Games minutes would come in the form of a loan to the Richmond Kickers.
The Kickers regularly got players from their affiliate D.C. United but found themselves in need of a goalkeeper because D.C. was having injury issues. Then-Kickers head coach Leigh Cowlishaw had a connection with Remi Roy from their days at Virginia Beach. A phone call led to Turner suiting up for Richmond.
“For the most part, [Turner] would be flying to an away game and meeting us there,” Cowlishaw said. “Or if it was a home game, he practiced with us on a Friday and played the game and then he’d be shipped out again. [It was] not ideal for us as a team, but certainly ideal for Matt that he would be able to get really valuable playing time.”
The arrangement allowed Turner to practice with the Revolution during the week before linking up with Richmond. Clewlow remembers that Turner “was basically living out of a suitcase.”
“It would’ve been easy for a kid his age to make excuses like, ‘Oh, I’m so tired and I’m always on a plane,” Clewlow said. “But he treated everything like an opportunity to grow, get better, and own his craft.”
Clewlow said that Turner was a “super humble guy, super passionate about goalkeeping, and an absolute sponge for information.”
One area that Turner knew he needed to improve in was his footwork, which isn’t a surprise because “every goalkeeper in the world could be better with their feet,” according to Clewlow. Turner did rep after rep, working on different types of passes. He took every training session and game seriously because he wanted to improve.
Perhaps most impressive was that Turner demanded the same of those around him. The young goalkeeper, who wasn’t a full-time member of the Kickers, was working with a seasoned backline, but that didn’t deter him from being vocal.
“There was one time when he had a little bark at our right back for not getting back in time and not doing the work that was expected of him,” Clewlow said. “The right back had a go back at him. Matt, even as a young guy to this seasoned guy, he turned and said, ‘We’re all here to do a job. Everyone is doing theirs. You need to do yours. We need you.’”

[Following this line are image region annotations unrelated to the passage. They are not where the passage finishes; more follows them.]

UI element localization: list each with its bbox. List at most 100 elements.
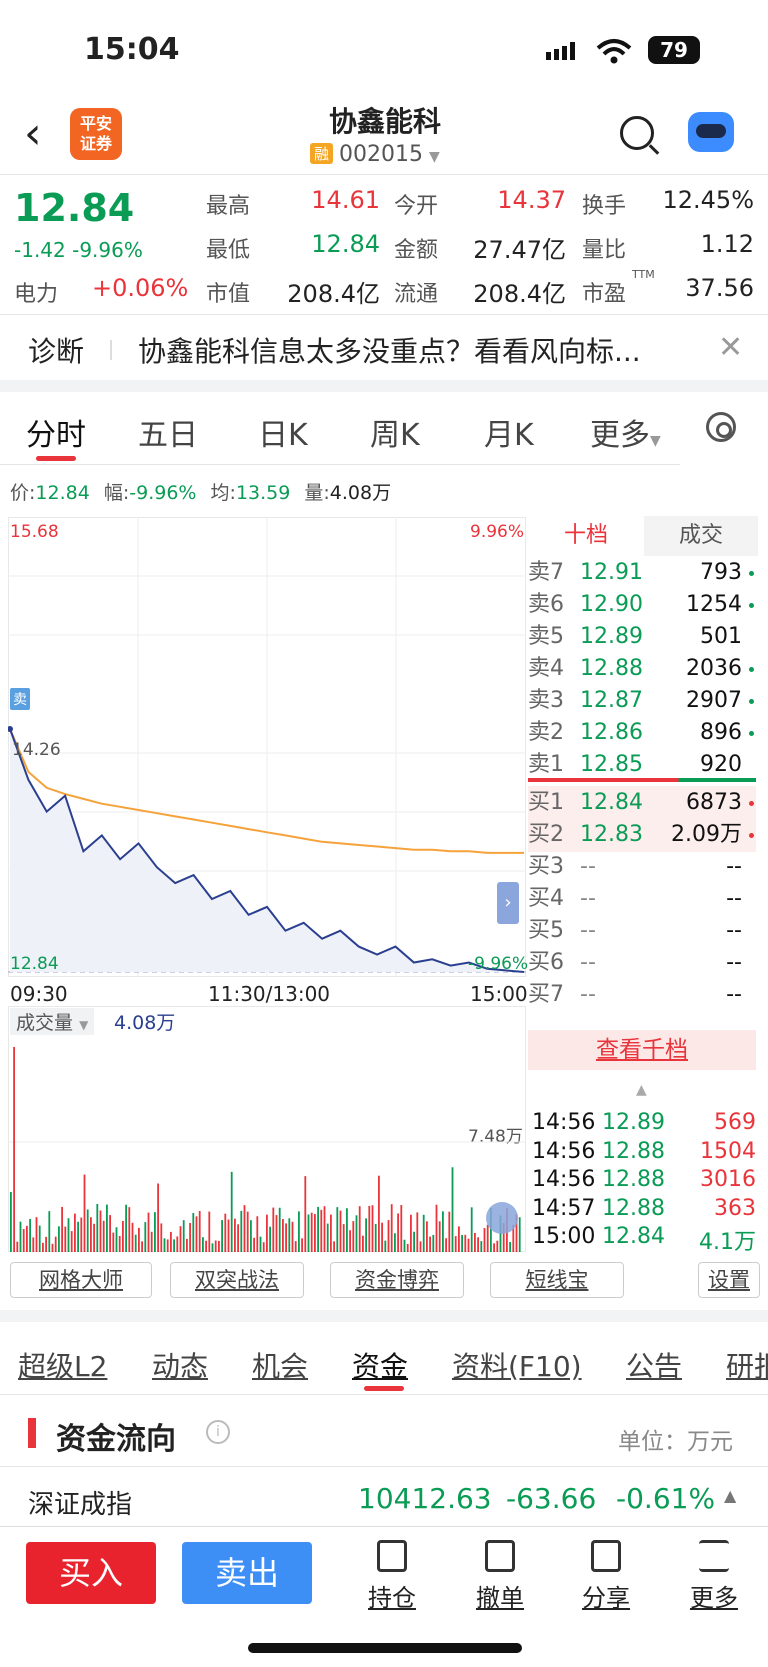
index-change-pct: -0.61% <box>616 1482 716 1515</box>
ask-row[interactable]: 卖6 12.90 1254 <box>528 588 756 622</box>
level-price: -- <box>580 950 596 975</box>
settings-gear-icon[interactable] <box>706 412 736 442</box>
tab-news[interactable]: 动态 <box>152 1345 208 1385</box>
volume-bar <box>29 1218 31 1252</box>
intraday-chart-svg <box>8 517 526 977</box>
tab-intraday[interactable]: 分时 <box>26 410 86 454</box>
level-price: 12.83 <box>580 822 643 847</box>
level-volume: 501 <box>700 624 742 649</box>
bid-row[interactable]: 买4 -- -- <box>528 882 756 916</box>
fullscreen-icon[interactable] <box>486 1202 518 1234</box>
tab-five-day[interactable]: 五日 <box>138 410 198 454</box>
bid-row[interactable]: 买7 -- -- <box>528 978 756 1012</box>
change-dot <box>749 833 754 838</box>
stock-code-selector[interactable]: 融 002015 ▼ <box>310 142 440 167</box>
tool-settings[interactable]: 设置 <box>698 1262 760 1298</box>
volume-bar <box>269 1226 271 1252</box>
volume-bar <box>336 1207 339 1252</box>
volume-bar <box>195 1216 198 1252</box>
ask-row[interactable]: 卖3 12.87 2907 <box>528 684 756 718</box>
level-volume: -- <box>726 918 742 943</box>
bid-row[interactable]: 买2 12.83 2.09万 <box>528 818 756 852</box>
active-section-indicator <box>364 1386 404 1391</box>
view-thousand-levels-link[interactable]: 查看千档 <box>528 1030 756 1070</box>
tab-more[interactable]: 更多▼ <box>590 410 661 454</box>
positions-button[interactable]: 持仓 <box>352 1540 432 1613</box>
ask-row[interactable]: 卖1 12.85 920 <box>528 748 756 782</box>
volume-bar <box>166 1239 169 1252</box>
ask-row[interactable]: 卖4 12.88 2036 <box>528 652 756 686</box>
expand-arrow-icon[interactable]: › <box>497 882 519 924</box>
bid-row[interactable]: 买3 -- -- <box>528 850 756 884</box>
bid-row[interactable]: 买1 12.84 6873 <box>528 786 756 820</box>
tab-announcements[interactable]: 公告 <box>626 1345 682 1385</box>
assistant-robot-icon[interactable] <box>688 112 734 152</box>
volume-bar <box>70 1231 73 1252</box>
volume-bar <box>192 1212 195 1252</box>
field-label: 最低 <box>206 238 251 263</box>
volume-bar <box>435 1204 438 1252</box>
level-volume: 793 <box>700 560 742 585</box>
sector-name[interactable]: 电力 <box>14 276 58 308</box>
ask-row[interactable]: 卖2 12.86 896 <box>528 716 756 750</box>
bid-row[interactable]: 买5 -- -- <box>528 914 756 948</box>
volume-bar <box>304 1176 307 1252</box>
search-icon[interactable] <box>620 116 654 150</box>
volume-bar <box>426 1221 428 1252</box>
tool-double-breakout[interactable]: 双突战法 <box>170 1262 304 1298</box>
info-icon[interactable]: i <box>206 1420 230 1444</box>
tab-super-l2[interactable]: 超级L2 <box>18 1345 107 1385</box>
close-icon[interactable]: ✕ <box>718 330 743 365</box>
sector-change: +0.06% <box>92 274 189 302</box>
trade-time: 14:56 <box>532 1167 596 1192</box>
trade-time: 15:00 <box>532 1224 596 1249</box>
volume-bar <box>45 1236 47 1252</box>
x-axis-end: 15:00 <box>470 982 528 1006</box>
volume-bar <box>262 1242 265 1252</box>
volume-bar <box>51 1243 54 1252</box>
tab-trades[interactable]: 成交 <box>644 516 758 556</box>
buy-button[interactable]: 买入 <box>26 1542 156 1604</box>
diagnosis-banner[interactable]: 协鑫能科信息太多没重点？看看风向标... <box>138 330 698 370</box>
volume-bar <box>170 1231 172 1252</box>
tool-fund-game[interactable]: 资金博弈 <box>330 1262 464 1298</box>
start-point <box>8 726 13 733</box>
volume-bar <box>42 1242 44 1252</box>
status-time: 15:04 <box>84 32 180 67</box>
volume-bar <box>368 1205 371 1252</box>
tab-opportunity[interactable]: 机会 <box>252 1345 308 1385</box>
ask-row[interactable]: 卖7 12.91 793 <box>528 556 756 590</box>
volume-bar <box>240 1210 243 1252</box>
tab-f10[interactable]: 资料(F10) <box>452 1345 582 1385</box>
share-button[interactable]: 分享 <box>566 1540 646 1613</box>
tab-weekly-k[interactable]: 周K <box>370 410 420 454</box>
volume-bar <box>467 1238 470 1252</box>
current-price: 12.84 <box>14 186 135 230</box>
volume-bar <box>202 1237 204 1252</box>
tab-research[interactable]: 研报 <box>726 1345 768 1385</box>
tab-funds[interactable]: 资金 <box>352 1345 408 1385</box>
volume-bar <box>237 1224 239 1252</box>
tab-ten-levels[interactable]: 十档 <box>528 516 644 556</box>
volume-indicator-selector[interactable]: 成交量 ▼ <box>10 1008 95 1035</box>
cancel-order-button[interactable]: 撤单 <box>460 1540 540 1613</box>
field-value: 14.37 <box>497 186 566 214</box>
tab-monthly-k[interactable]: 月K <box>484 410 534 454</box>
price-change: -1.42 -9.96% <box>14 238 143 262</box>
volume-bar <box>486 1224 489 1252</box>
tool-short-term[interactable]: 短线宝 <box>490 1262 624 1298</box>
more-button[interactable]: 更多 <box>674 1540 754 1613</box>
divider <box>110 340 112 360</box>
ask-row[interactable]: 卖5 12.89 501 <box>528 620 756 654</box>
change-dot <box>749 603 754 608</box>
bid-row[interactable]: 买6 -- -- <box>528 946 756 980</box>
sell-marker[interactable]: 卖 <box>10 688 30 710</box>
tool-grid-master[interactable]: 网格大师 <box>10 1262 152 1298</box>
tab-daily-k[interactable]: 日K <box>258 410 308 454</box>
level-label: 卖4 <box>528 656 564 681</box>
back-icon[interactable]: ‹ <box>24 112 42 156</box>
trade-volume: 1504 <box>700 1138 756 1164</box>
caret-up-icon[interactable]: ▲ <box>724 1486 736 1505</box>
sell-button[interactable]: 卖出 <box>182 1542 312 1604</box>
caret-up-icon[interactable]: ▲ <box>636 1082 647 1098</box>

This type of leadership was effective because “it was commanding, it was demanding, but it encouraged more,” said Clewlow. Turner wanted his teammates to know that they were all in this together and they all had to perform at their best if they wanted to win.
Turner played 27 games for the Kickers in 2016 and 2017. These were meaningful opportunities because the games were competitive and the crowds were passionate.
“He was great for us,” Cowlishaw explained. “Even better, he was on a team who struggled to win matches at that time on a regular basis, so he’s getting even better playing time. He’s not playing for a top team where he doesn’t have much to do. He would have been involved a lot.”
“These environments help, right? It’s not the be-all, end-all but these can move somebody along the ladder a little bit quicker sometimes than players going a different route.”
After two years with the Kickers, Turner got his chance with the Revolution when then-head coach Brad Friedel named him as the starting goalkeeper for the 2018 season opener. Turner grew into the role, eventually becoming one of the league’s best goalkeepers.
Turner will soon depart for England for the next step in his career. His former coaches believe that he will find success because of the person that he is both on and off the field.
“He’s going to be the same Matt who showed up to the Richmond Kickers seven years ago,” Clewlow remarked. “He’s going to go, he’s going to learn, he’s going to develop and grow as a player. He can 100% be a Premier League goalkeeper.”
“Anything is possible for Matt, especially with his personality. He’s a super humble guy, he’s super hard working. The path is wherever he wants to take it.”